One is: I'm not going to do something if I think I'm going to fail. I'm going to be good because I've always been praised and when I fail, I don't like it. And she says, typically it's more common for girls to always have to be good and always get praised, and a little bit more common for boys to mess up and get out of it and not be so afraid of failure, because all through their childhood they've been primed to say, "Failing and getting up and continuing on is okay”, much more so than girls. Which is why when you get just passed middle school, you'll see girls who were good in math, and statistically all the way through elementary school to a certain grade level they will be good in math, and then it'll suddenly fall off; and it's true across the US for sure and I think other countries too.
It's because of the, "Okay, I don't want to tackle hard problems because I'm used to being successful, and because I'm used to being successful and I might fail in that problem, I think I'll go find something easier to do.”
So it's this not being brought up to accept the concept that good means failing and learning; instead, good means being successful. It's that talents-inborn, versus talent is something you learn through hard work. So the growth mindset -- when they prime girls in middle school with the growth mindset, the only way that you get good at anything is by working hard and failing, suddenly the math scores of the girls are just as good as they always were. Without that priming and control groups, the girls' scores routinely go down and the boys' scores do not.
Typically, we have not got the same focus with the children that we're raising. Is it okay to fail? Is it okay -- or do you want to just go towards and do something where you're going to be successful? And if we have a different way that we treat our children with regards to that question, then we're going to have a different result when they get to college and say, "Well, that one looks harder and there's too much competition over there, so I'm going to go to one where I'm more likely to be successful”; instead of, "I'm going to go to the one that I'm more likely to be challenged."

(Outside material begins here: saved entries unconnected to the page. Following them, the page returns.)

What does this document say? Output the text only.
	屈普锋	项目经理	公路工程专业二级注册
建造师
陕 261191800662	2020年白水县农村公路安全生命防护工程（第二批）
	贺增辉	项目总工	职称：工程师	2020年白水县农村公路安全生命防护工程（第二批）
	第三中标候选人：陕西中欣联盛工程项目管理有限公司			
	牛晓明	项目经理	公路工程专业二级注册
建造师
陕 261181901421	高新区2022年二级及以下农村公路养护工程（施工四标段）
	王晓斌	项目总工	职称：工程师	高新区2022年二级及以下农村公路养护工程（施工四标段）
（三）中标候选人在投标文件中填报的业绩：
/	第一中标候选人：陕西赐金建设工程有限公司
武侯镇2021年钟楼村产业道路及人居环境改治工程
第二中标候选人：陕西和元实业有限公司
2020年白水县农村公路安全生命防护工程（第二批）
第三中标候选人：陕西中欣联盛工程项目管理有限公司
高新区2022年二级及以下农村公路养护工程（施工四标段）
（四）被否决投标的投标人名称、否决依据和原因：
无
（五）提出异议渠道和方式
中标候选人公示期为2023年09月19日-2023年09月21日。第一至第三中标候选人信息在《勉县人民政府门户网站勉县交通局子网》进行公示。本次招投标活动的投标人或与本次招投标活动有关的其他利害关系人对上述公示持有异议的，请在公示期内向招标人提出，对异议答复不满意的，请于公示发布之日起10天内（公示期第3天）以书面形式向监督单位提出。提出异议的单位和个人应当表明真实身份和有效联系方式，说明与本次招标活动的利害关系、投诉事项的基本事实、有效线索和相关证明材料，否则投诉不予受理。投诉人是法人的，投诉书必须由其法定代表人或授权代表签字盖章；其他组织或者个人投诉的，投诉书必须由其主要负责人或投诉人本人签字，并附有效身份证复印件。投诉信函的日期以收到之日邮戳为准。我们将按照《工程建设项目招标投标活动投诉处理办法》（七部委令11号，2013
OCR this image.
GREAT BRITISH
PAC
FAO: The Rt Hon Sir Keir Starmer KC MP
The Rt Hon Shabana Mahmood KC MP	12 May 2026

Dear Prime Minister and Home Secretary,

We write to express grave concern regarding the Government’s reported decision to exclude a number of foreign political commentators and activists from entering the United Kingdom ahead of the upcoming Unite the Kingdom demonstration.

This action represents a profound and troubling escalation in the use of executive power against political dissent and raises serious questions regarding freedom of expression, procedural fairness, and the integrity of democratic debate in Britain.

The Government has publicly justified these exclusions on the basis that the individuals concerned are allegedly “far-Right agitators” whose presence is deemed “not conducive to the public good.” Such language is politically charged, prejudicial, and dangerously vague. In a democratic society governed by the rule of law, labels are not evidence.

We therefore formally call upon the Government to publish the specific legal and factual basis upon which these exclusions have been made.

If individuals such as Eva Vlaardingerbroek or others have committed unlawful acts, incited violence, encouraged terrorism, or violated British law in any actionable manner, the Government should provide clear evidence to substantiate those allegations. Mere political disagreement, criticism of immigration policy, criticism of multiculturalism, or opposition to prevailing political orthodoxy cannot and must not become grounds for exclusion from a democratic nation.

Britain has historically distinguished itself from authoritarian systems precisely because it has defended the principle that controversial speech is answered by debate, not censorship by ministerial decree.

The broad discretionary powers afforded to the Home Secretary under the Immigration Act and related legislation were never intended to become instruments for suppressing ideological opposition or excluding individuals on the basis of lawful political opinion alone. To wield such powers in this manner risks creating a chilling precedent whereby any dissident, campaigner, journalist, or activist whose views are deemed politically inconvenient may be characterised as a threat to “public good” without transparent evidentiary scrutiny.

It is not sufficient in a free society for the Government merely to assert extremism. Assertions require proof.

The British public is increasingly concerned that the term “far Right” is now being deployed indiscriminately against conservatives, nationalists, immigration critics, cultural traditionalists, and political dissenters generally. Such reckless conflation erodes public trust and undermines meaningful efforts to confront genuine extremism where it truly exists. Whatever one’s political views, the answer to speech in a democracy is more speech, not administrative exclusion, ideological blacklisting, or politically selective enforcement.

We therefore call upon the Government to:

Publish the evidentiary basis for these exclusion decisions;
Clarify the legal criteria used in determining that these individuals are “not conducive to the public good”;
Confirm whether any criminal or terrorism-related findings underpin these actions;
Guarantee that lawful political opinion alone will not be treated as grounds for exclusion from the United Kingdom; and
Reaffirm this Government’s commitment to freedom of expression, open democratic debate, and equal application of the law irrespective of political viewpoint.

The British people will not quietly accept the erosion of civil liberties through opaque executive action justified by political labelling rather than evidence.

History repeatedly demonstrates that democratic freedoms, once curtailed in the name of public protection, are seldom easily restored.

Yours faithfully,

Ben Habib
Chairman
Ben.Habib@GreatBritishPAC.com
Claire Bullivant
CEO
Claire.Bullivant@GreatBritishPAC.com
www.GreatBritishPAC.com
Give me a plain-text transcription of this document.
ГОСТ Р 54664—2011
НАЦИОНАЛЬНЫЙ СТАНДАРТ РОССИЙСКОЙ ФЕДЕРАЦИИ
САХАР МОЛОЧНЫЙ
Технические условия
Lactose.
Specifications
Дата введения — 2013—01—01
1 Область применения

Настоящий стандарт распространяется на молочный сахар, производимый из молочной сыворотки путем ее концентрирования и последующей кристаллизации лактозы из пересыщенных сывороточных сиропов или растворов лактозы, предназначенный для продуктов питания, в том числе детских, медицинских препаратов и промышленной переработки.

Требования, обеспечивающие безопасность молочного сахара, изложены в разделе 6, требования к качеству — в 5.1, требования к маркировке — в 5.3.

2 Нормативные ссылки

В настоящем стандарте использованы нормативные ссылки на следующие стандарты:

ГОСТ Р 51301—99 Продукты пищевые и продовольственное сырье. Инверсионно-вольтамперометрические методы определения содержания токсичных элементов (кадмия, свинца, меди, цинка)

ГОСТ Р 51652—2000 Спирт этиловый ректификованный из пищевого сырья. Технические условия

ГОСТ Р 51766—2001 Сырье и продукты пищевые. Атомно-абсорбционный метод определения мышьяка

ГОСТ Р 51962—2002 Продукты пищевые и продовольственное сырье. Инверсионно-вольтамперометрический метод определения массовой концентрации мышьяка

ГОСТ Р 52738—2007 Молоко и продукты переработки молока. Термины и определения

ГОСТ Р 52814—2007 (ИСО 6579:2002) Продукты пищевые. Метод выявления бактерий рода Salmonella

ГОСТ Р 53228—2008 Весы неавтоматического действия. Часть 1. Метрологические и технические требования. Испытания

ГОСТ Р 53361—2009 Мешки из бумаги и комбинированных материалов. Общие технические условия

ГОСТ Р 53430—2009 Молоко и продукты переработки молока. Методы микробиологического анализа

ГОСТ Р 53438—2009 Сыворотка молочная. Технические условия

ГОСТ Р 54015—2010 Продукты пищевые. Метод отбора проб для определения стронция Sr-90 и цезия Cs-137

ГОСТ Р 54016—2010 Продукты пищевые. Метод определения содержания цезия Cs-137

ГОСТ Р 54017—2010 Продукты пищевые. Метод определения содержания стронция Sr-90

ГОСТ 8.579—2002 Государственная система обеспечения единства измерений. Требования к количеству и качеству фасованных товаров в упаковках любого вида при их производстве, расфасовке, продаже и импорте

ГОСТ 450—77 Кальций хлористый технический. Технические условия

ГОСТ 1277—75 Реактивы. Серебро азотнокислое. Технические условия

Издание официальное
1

We have to get into the way we raise kids the concept that challenge and overcoming tough stuff is more fun than being perfect all the time.
Tom: Correlation is not causation, but the model that you have offered is very interesting and plausible. But there's something else that happened in the early '80s. Computers became important to organizations and when it becomes important, higher level executives pay attention.
Most of those higher level executives have come from marketing, or sales, or finance. So they want to manage more effectively this increasingly expensive aspect of their organization. How do they do that? They don't understand the technology; they don't understand computing. The only way that's left for them to control it, to manage it, is by the numbers, by cost, by optimizing efficiency. The result was waterfall: waterfall was not common before the early ‘80s.
Mary: That’s true; it was not.
Tom: The sequential, resource optimizing, ‘we have a specialist here, and a specialist here hands off to a specialist here, hands off to another specialist’ approach is supposed to optimize, in a way that's understandable to people that don't understand technology, the utilization of these expensive people who are so important. The consequence, we all suffer from still. That doesn't work, but the numbers look good: the input numbers. People are finally starting to realize that controlling the inputs does not control the outputs.
Mary: So how does this affect the -- how many women and men go into software?
Tom: Well, the real question is why do men put up with that? I suspect that the female population is more concerned about making a difference rather than just doing some interesting stuff, and they're less willing to tolerate the way that people end up being treated in the context of a waterfall process, practice, than guys are. I don't know why guys tolerate that.
Charles: I think that's a fantastic place to stop. Thank you both very much indeed.